Esmaestras, proyecto para conocer la salud de las mujeres mexicanas

De carácter longitudinal, el Estudio de la Salud de las Maestras (Esmaestras) inició en 2006-2008 y busca dar seguimiento a las participantes por un periodo de 30 años aproximadamente, a fin de encontrar factores de riesgo asociados al desarrollo de enfermedades crónicas no transmisibles (ECNT), dentro de las que se encuentran la obesidad, diabetes, enfermedades del corazón, cáncer e hipertensión.

Esmaestras, proyecto para conocer la salud de las mujeres mexicanas

Más de 115 mil maestras de escuelas públicas que residen en diversas áreas de 12 estados del país participan en un proyecto de investigación multidisciplinario a cargo del Centro de Investigación en Salud Poblacional del Instituto Nacional de Salud Pública (CISP INSP). 
De carácter longitudinal, el Estudio de la Salud de las Maestras (Esmaestras) inició en 2006-2008 y busca dar seguimiento a las participantes por un periodo de 30 años aproximadamente, a fin de encontrar factores de riesgo asociados al desarrollo de enfermedades crónicas no transmisibles (ECNT), dentro de las que se encuentran la obesidad, diabetes, enfermedades del corazón, cáncer e hipertensión.
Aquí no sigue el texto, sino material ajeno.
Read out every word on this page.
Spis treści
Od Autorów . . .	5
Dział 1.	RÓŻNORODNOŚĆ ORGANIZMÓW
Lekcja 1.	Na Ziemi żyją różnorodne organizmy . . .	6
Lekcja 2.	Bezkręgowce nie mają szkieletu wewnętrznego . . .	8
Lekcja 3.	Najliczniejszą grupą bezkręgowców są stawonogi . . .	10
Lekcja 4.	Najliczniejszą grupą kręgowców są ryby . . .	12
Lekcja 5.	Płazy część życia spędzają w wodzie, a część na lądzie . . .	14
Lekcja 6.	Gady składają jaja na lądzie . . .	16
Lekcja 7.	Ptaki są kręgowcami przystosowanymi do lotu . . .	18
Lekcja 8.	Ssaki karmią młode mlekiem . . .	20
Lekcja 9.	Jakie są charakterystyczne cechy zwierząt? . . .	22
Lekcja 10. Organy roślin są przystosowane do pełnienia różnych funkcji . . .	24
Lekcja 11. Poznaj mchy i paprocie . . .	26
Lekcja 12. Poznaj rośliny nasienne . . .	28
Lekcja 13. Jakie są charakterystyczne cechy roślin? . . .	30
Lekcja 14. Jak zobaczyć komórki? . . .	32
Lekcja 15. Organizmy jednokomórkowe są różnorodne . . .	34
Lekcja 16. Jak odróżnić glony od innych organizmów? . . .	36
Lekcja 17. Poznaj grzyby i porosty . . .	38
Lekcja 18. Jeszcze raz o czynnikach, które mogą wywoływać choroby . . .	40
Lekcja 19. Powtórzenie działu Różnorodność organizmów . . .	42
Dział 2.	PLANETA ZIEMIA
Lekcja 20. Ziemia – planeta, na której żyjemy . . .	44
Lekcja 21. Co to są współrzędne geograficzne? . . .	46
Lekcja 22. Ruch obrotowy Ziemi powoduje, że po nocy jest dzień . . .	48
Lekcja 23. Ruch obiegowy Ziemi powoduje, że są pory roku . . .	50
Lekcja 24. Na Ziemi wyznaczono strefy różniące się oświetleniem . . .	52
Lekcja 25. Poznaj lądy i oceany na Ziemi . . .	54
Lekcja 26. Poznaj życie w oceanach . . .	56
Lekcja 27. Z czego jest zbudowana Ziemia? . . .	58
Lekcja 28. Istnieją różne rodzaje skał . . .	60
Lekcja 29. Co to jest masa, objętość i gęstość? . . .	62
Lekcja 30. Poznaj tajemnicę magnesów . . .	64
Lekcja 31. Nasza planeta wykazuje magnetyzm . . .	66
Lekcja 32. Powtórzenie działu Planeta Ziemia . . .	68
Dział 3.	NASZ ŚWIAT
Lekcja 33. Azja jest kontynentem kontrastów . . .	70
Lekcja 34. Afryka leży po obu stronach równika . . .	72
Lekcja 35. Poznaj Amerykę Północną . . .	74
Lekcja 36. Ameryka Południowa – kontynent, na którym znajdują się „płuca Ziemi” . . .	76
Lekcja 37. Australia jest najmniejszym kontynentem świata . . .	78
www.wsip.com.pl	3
Las enfermedades crónicas no transmisibles representan uno de los mayores retos para el sistema de salud, ya que a nivel global, cobran la vida de alrededor de 40 millones de personas cada año, lo que equivale a 70 por ciento de las muertes que se producen en el mundo, de acuerdo con estimaciones de la Organización Mundial de la Salud (OMS).
En entrevista para la Agencia Informativa Conacyt, Ruy López Ridaura, doctor en ciencias en epidemiología nutricional e investigador principal del estudio, indicó que el proyecto tiene como objetivo generar información epidemiológica sobre la salud de las mujeres mexicanas y sus factores de riesgo, que pueda ser utilizada a futuro en el desarrollo de programas y políticas de salud.
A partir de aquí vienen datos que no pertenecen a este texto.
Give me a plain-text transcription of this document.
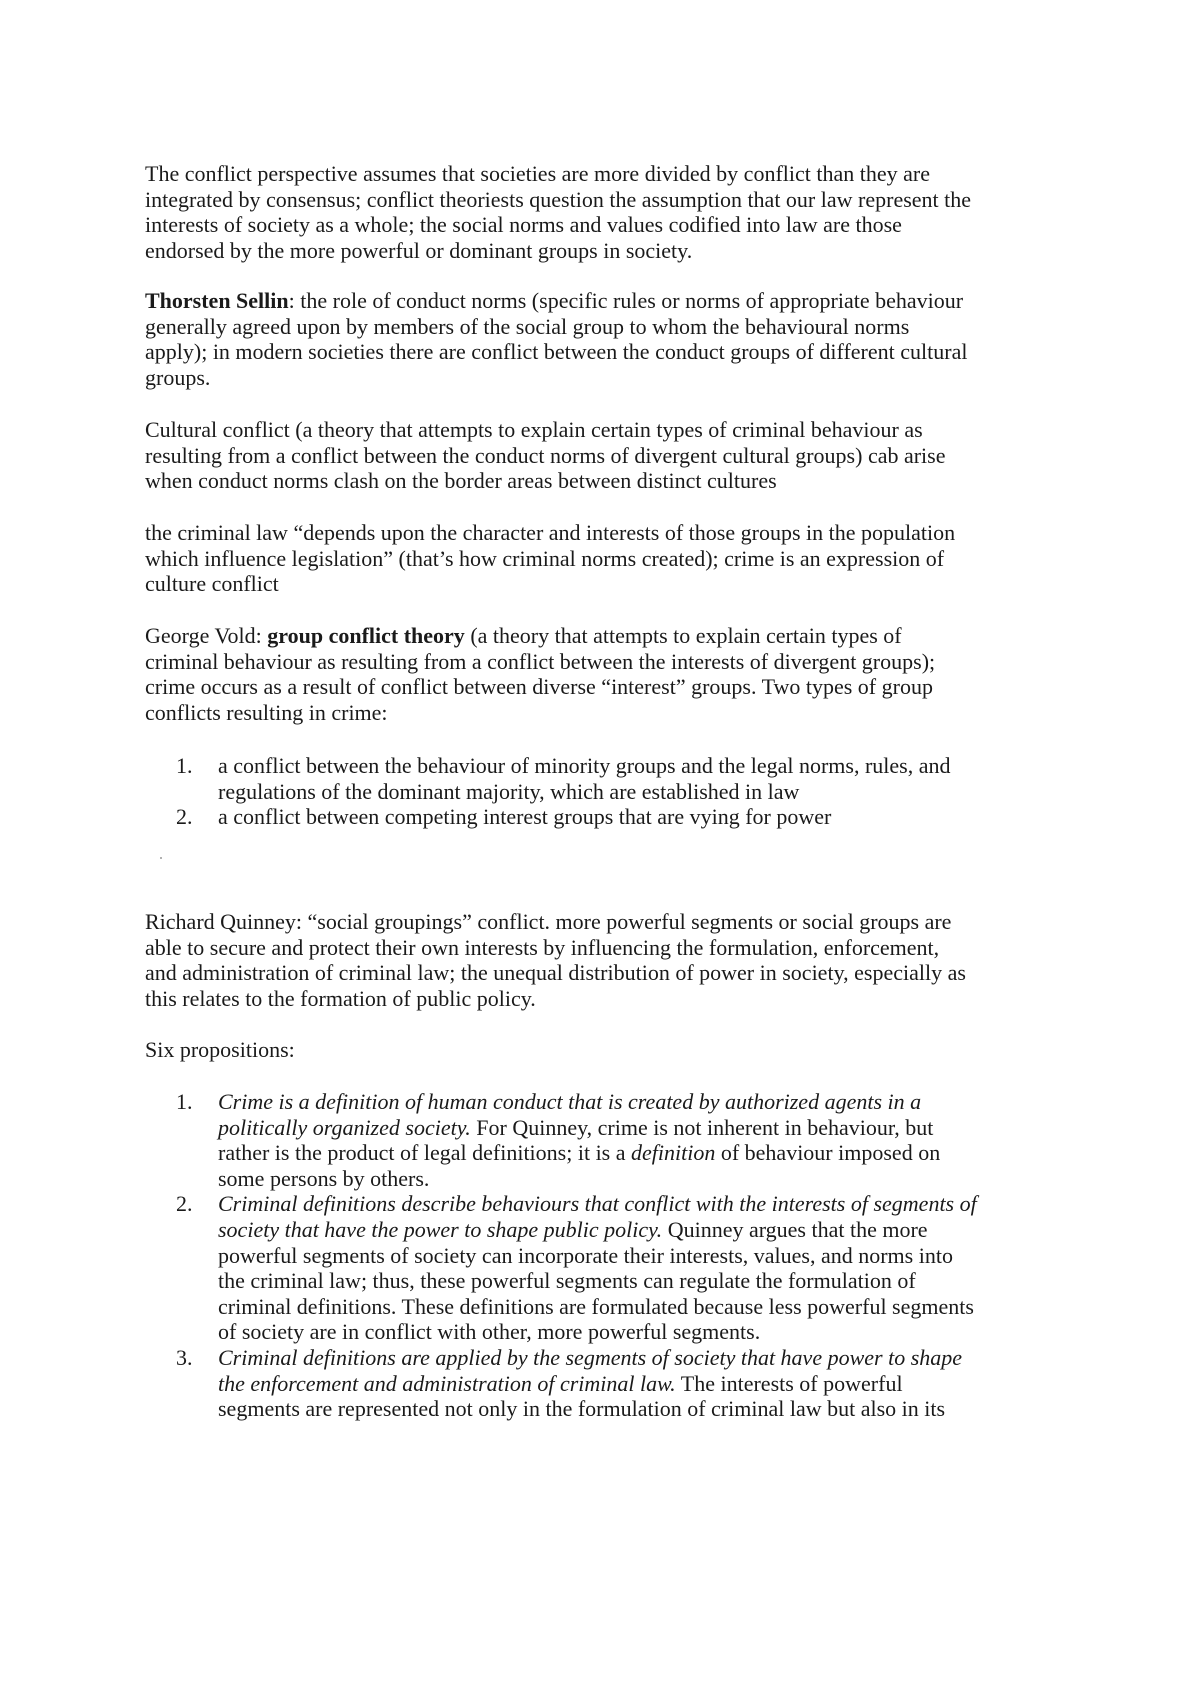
The conflict perspective assumes that societies are more divided by conflict than they are
integrated by consensus; conflict theoriests question the assumption that our law represent the
interests of society as a whole; the social norms and values codified into law are those
endorsed by the more powerful or dominant groups in society.
Thorsten Sellin: the role of conduct norms (specific rules or norms of appropriate behaviour
generally agreed upon by members of the social group to whom the behavioural norms
apply); in modern societies there are conflict between the conduct groups of different cultural
groups.
Cultural conflict (a theory that attempts to explain certain types of criminal behaviour as
resulting from a conflict between the conduct norms of divergent cultural groups) cab arise
when conduct norms clash on the border areas between distinct cultures
the criminal law “depends upon the character and interests of those groups in the population
which influence legislation” (that’s how criminal norms created); crime is an expression of
culture conflict
George Vold: group conflict theory (a theory that attempts to explain certain types of
criminal behaviour as resulting from a conflict between the interests of divergent groups);
crime occurs as a result of conflict between diverse “interest” groups. Two types of group
conflicts resulting in crime:
1. a conflict between the behaviour of minority groups and the legal norms, rules, and
regulations of the dominant majority, which are established in law
2. a conflict between competing interest groups that are vying for power
Richard Quinney: “social groupings” conflict. more powerful segments or social groups are
able to secure and protect their own interests by influencing the formulation, enforcement,
and administration of criminal law; the unequal distribution of power in society, especially as
this relates to the formation of public policy.
Six propositions:
1. Crime is a definition of human conduct that is created by authorized agents in a
politically organized society. For Quinney, crime is not inherent in behaviour, but
rather is the product of legal definitions; it is a definition of behaviour imposed on
some persons by others.
2. Criminal definitions describe behaviours that conflict with the interests of segments of
society that have the power to shape public policy. Quinney argues that the more
powerful segments of society can incorporate their interests, values, and norms into
the criminal law; thus, these powerful segments can regulate the formulation of
criminal definitions. These definitions are formulated because less powerful segments
of society are in conflict with other, more powerful segments.
3. Criminal definitions are applied by the segments of society that have power to shape
the enforcement and administration of criminal law. The interests of powerful
segments are represented not only in the formulation of criminal law but also in its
A casi diez años de su inicio, Esmaestras ha arrojado resultados que ya son analizados por los investigadores. Uno de los factores principales de estudio es el estilo de vida: dieta y ejercicio. Del total de las participantes, 40 y 20 por ciento presenta sobrepeso y obesidad, respectivamente.
“Tratamos de entender muchos de los factores dietéticos que se asocian con el desarrollo de obesidad e hipertensión. Aunque se sabe que el principal factor en dieta que ocasiona el riesgo de hipertensión arterial es la ingesta de sodio, uno de los objetivos de nuestro análisis fue evaluar qué tipo de alimentos se asocian más con este riesgo,”, señaló Ruy López Ridaura, miembro nivel II del Sistema Nacional de Investigadores (SNI).
“Es complicado estimar la ingesta de sodio o sal en la dieta, porque está en muchos alimentos y la cantidad es muy variable: la mayor parte de su consumo es por medio de alimentos industrializados. Por eso es importante entender, más allá de la ingesta de sodio, qué alimentos están haciendo que la población se ponga en riesgo de desarrollar hipertensión arterial”, indicó.
Para el análisis de la dieta, se determinaron tres patrones distintos: comida saludable, dieta occidental (que se caracteriza principalmente por la ingesta de alto consumo de carne y alimentos procesados) y, por último, un tipo de dieta que los investigadores nombraron “moderna mexicana”, caracterizada principalmente por platillos tradicionales y el consumo de alimentos procesados, incluyendo bebidas azucaradas.
“Encontramos que el grupo de mujeres con una dieta 'moderna mexicana' presentó alrededor de 15 por ciento más riesgo a desarrollar hipertensión arterial, principalmente secundario al desarrollo de obesidad. Por otro lado, las mujeres con un patrón dietético mucho más occidental tuvieron 25 por ciento más riesgo con respecto a aquellas que mantenían una dieta sana”, expresó. 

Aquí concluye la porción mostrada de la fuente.